The various ploys utilized in so-called “reverse psychology” succeed because they tap into our sinful, warped, and misguided free wills. In varying degrees, we balk at being told what to do (or not do) and often struggle against a spontaneous rebelliousness. Thus, when a certain response is desired, insisting on its opposite can sometimes achieve this end. Accordingly, the parent who wishes to have a child leave his computer games and play outside will insist that he/she only play inside. Integral to our warped sense of free will is our seeing it as an end in itself—and not as a means to an end. Consequently, being free to choose what is harmful is somehow thought preferable to being preserved from harm by not being given that choice.
In relation to today’s solemnity, we might ask if Mary was free to reject the angel’s message, and thus refuse to become the mother of Jesus. The natural presumption is that she was free and, if she was not free, there would be little that was admirable and meritorious in her “fiat.” Even more poignantly, did Jesus, in Gethsemane, really have a choice in submitting to his arrest and crucifixion? And what of us? Did we have a say in becoming monks, or was it preordained from all eternity? If, so, did we then really have a choice in donning the Cistercian habit?

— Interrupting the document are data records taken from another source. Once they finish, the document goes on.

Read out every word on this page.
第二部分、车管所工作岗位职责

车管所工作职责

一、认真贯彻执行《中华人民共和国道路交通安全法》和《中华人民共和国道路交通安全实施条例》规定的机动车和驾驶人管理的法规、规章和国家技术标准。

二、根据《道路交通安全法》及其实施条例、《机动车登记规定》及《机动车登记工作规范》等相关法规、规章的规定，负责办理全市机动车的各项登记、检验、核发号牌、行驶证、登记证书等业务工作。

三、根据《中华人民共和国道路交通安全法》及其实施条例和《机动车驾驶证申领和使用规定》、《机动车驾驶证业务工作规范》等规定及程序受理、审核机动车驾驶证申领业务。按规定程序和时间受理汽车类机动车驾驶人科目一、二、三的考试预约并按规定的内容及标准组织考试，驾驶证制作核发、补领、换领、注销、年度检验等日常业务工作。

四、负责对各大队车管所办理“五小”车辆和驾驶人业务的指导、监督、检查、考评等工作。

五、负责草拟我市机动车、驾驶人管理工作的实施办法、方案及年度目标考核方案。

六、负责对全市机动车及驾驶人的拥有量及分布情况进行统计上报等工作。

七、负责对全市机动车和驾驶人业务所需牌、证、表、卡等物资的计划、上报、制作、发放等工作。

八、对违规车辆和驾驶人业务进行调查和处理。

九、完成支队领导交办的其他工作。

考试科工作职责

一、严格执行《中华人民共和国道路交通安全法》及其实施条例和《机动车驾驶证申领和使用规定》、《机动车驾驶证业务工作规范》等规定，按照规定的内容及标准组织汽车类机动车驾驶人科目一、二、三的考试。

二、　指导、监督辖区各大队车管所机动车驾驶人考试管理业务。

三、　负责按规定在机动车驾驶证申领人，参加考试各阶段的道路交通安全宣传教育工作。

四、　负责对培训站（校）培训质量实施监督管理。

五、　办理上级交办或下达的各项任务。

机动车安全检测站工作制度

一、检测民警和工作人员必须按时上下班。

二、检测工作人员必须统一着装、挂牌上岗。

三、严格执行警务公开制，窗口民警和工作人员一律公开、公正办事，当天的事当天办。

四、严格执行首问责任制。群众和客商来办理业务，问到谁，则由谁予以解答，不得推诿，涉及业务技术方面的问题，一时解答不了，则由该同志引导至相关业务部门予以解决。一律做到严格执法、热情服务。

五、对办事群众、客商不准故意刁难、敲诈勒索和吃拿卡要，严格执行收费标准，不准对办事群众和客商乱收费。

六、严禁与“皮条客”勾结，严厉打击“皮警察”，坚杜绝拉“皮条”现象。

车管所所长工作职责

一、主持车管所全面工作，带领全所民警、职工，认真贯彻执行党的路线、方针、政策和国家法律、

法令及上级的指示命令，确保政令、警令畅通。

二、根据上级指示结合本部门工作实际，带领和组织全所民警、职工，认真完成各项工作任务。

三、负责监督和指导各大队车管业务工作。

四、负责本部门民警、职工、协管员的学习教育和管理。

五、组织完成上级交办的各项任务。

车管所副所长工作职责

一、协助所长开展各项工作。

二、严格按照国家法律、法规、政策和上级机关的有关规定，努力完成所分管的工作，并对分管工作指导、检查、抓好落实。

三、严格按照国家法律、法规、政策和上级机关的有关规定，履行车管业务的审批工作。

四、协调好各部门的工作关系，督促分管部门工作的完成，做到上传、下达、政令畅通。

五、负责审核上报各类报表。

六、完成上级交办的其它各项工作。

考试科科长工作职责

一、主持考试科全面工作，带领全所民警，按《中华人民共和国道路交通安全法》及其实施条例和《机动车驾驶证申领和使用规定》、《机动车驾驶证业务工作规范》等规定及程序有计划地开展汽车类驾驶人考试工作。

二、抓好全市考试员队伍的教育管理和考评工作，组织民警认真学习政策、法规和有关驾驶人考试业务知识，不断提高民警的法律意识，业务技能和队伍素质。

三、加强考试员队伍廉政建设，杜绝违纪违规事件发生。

Well, if we consider that saying “no” to God and rebelling against his will for our lives risks our alienation from him, and a consequent lifetime of misery and unhappiness, then we really didn’t have a choice. However, when free will and choice are not understood as ends or values in themselves, but in service of our eternal happiness, then forgoing our capacity to choose in certain instances, while constricting our freedom in the short term, can actually make possible the attainment of ultimate freedom—that which we shall fully enjoy only in eternal life.

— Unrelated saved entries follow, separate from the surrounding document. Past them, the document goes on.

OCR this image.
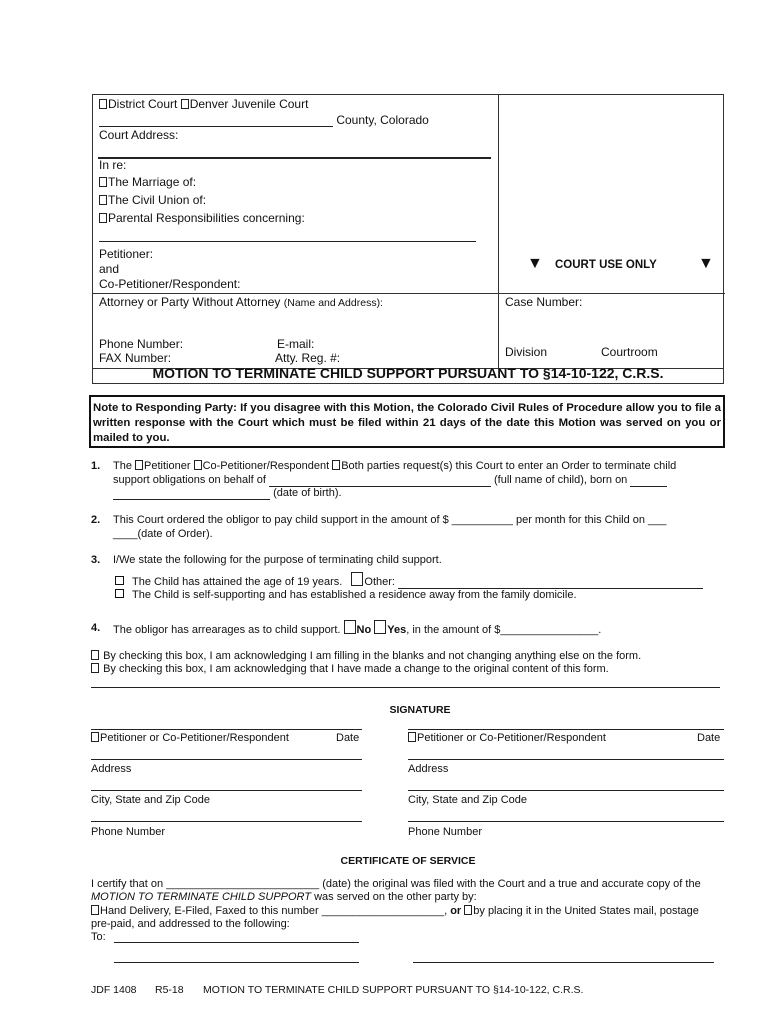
District Court Denver Juvenile Court
County, Colorado
Court Address:
In re:
The Marriage of:
The Civil Union of:
Parental Responsibilities concerning:
Petitioner:
and
Co-Petitioner/Respondent:
▼ COURT USE ONLY	▼
Attorney or Party Without Attorney (Name and Address):	Case Number:
Phone Number:	E-mail:
FAX Number:	Atty. Reg. #:	Division	Courtroom
MOTION TO TERMINATE CHILD SUPPORT PURSUANT TO §14-10-122, C.R.S.
Note to Responding Party: If you disagree with this Motion, the Colorado Civil Rules of Procedure allow you to file a written response with the Court which must be filed within 21 days of the date this Motion was served on you or mailed to you.
1. The Petitioner Co-Petitioner/Respondent Both parties request(s) this Court to enter an Order to terminate child
support obligations on behalf of	(full name of child), born on
(date of birth).
2. This Court ordered the obligor to pay child support in the amount of $ __________ per month for this Child on ___
____(date of Order).
3. I/We state the following for the purpose of terminating child support.
The Child has attained the age of 19 years. Other:
The Child is self-supporting and has established a residence away from the family domicile.
4. The obligor has arrearages as to child support. No Yes, in the amount of $________________.
By checking this box, I am acknowledging I am filling in the blanks and not changing anything else on the form.
By checking this box, I am acknowledging that I have made a change to the original content of this form.
SIGNATURE
Petitioner or Co-Petitioner/Respondent	Date	Petitioner or Co-Petitioner/Respondent	Date
Address	Address
City, State and Zip Code	City, State and Zip Code
Phone Number	Phone Number
CERTIFICATE OF SERVICE
I certify that on _________________________ (date) the original was filed with the Court and a true and accurate copy of the
MOTION TO TERMINATE CHILD SUPPORT was served on the other party by:
Hand Delivery, E-Filed, Faxed to this number ____________________, or by placing it in the United States mail, postage
pre-paid, and addressed to the following:
To:
JDF 1408 R5-18 MOTION TO TERMINATE CHILD SUPPORT PURSUANT TO §14-10-122, C.R.S.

For although, we presently possess the ability to choose good or evil—often mistaking one for the other—we believe this will not be the case after death. For then we will fully recognize evil for what it is, and no longer be enticed by its seductive but empty promises. So even though no longer being able to choose evil may sound like a curtailing of our freedom, it is quite the contrary. Thus, Saint Augustine can insist that although the rational creature able to choose not to sin is good, the one which cannot sin at all, is better. And one reason it is better is that the latter is a will not only strengthened against the compulsions of sin (and thus able to resist evil), but also a will freed from the delusion that would lead to mistakenly seeking the heart’s happiness and peace in anything other than God.

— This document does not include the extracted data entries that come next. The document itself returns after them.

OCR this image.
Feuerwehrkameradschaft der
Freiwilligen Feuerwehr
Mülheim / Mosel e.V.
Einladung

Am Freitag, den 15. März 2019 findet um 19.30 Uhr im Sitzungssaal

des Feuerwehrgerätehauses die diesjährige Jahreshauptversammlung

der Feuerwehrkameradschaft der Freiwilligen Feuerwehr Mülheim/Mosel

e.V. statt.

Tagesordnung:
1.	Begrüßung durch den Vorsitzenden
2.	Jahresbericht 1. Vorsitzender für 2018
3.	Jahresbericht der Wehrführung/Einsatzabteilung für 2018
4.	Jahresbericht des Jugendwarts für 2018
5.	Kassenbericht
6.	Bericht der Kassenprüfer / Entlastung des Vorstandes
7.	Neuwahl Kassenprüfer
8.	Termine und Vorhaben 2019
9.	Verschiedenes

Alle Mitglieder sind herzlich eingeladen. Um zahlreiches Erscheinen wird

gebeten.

William of Saint Thierry, describes this same graced inability to sin when he asserts that to will what God wills is already to be like God, to able to will only what God wills is already to be what God is. And this is surely what Mary was when she proclaimed her “fiat” and embraced God’s plan for our salvation. And though there is a sense in which she could not have said “no” without slipping into untruth and irrationality, her “yes” was totally and lovingly free—free from compulsion and free from illusion and ignorance. What was hers by the grace of her Immaculate Conception, can be ours too if we will but trust that each present act of self-denying obedience to God’s will is actually a step closer to that true freedom that marks us as God’s beloved children. Resisting the urge to rebel and trustingly uttering our “fiat” makes us, in the words of William, one with God, and one spirit with him—not only with the unity which comes from willing the same thing, but with a greater fullness of virtue that is reflected in the inability to will anything else.